Cabe ressaltar aqui o papel da secretária Costin. Antes de assumir o cargo, trabalhou no Banco Mundial, em fundações empresariais para promover a “qualidade da educação” e foi a secretária de educação que implementou a mesma política em São Paulo. Em editorial da semana passada, o Globo disse:

“É preciso que a categoria de professores tenha uma visão mais ampla do que se passa hoje no Brasil — o que não serve de justificativa a baixas remunerações. Como o “bônus demográfico” — população jovem proporcionalmente maior —já está sendo resgatado, há um prazo fixo para o salto no desenvolvimento (mais 15 a 20 anos), a ser determinado pela instrução. Se a missão de se qualificar esta e a próxima geração não for cumprida, a ideia do “país do futuro” será passado”.
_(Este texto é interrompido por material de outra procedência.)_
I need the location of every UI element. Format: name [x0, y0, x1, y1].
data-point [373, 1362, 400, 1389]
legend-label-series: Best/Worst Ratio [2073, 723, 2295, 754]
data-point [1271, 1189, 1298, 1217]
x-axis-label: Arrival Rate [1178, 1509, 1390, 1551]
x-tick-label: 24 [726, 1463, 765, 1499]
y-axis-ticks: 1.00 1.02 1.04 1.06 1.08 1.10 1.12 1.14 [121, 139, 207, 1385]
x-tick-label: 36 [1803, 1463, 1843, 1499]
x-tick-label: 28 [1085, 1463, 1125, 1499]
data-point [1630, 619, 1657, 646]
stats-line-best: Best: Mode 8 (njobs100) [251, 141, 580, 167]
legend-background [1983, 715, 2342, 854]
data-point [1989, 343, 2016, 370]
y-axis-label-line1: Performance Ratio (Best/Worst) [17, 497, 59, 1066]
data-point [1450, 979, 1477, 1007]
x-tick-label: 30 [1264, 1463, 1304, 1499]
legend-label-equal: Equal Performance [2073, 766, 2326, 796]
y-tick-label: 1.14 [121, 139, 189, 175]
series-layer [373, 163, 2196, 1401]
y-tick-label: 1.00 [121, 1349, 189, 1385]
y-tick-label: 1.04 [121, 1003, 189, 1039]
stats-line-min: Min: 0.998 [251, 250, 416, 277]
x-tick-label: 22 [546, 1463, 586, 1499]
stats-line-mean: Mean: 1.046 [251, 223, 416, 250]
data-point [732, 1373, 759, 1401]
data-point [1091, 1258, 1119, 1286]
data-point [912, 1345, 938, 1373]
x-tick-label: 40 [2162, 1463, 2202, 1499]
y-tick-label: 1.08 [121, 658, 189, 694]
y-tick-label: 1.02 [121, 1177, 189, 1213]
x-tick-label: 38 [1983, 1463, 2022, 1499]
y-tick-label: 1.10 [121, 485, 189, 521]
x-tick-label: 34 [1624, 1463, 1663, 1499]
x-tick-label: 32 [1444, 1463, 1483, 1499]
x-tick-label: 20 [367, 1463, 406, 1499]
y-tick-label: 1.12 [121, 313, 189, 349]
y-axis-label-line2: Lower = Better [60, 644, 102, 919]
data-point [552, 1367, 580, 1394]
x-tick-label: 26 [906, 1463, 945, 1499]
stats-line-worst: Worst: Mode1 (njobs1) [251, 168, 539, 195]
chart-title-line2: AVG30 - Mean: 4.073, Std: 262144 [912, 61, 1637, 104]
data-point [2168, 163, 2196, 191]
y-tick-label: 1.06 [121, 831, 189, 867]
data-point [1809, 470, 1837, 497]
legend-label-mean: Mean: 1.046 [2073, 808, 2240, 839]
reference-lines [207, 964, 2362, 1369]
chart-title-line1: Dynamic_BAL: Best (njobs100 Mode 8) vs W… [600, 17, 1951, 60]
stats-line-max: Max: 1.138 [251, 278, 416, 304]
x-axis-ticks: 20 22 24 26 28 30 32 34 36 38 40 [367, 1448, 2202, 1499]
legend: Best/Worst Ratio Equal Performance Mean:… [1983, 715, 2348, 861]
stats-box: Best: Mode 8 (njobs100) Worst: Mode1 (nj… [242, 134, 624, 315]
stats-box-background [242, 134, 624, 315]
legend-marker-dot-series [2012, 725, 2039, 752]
O que foi omitido é que desde os anos 1990, as políticas educacionais brasileiras vêm sendo predominantemente influenciadas pelas modas neoliberais enunciadas pelo Banco Mundial e pelos grupos empresariais internacionais – as quais os nossos adoram copiar. A política de educação que Paes e Costin implementam no Rio é só a última moda. Essas políticas vêm sendo questionadas internacionalmente por inúmeras pesquisas há 20 anos, sem apresentar ganhos concretos. Neste período, os professores tiveram pouca influência nas políticas de educação, ao contrário dos grupos empresariais e organizações internacionais. E, justamente, por ter essa visão mais ampla, os professores se levantam. Os professores do Rio foram os primeiros a se levantarem mais radicalmente contra esse tipo de política. As manobras rasteiras para aprovar o PCCS sem discussão democrática e a repressão violenta sobre os docentes indicam o que está em jogo.

Guilherme de Alcantara – Professor da rede pública.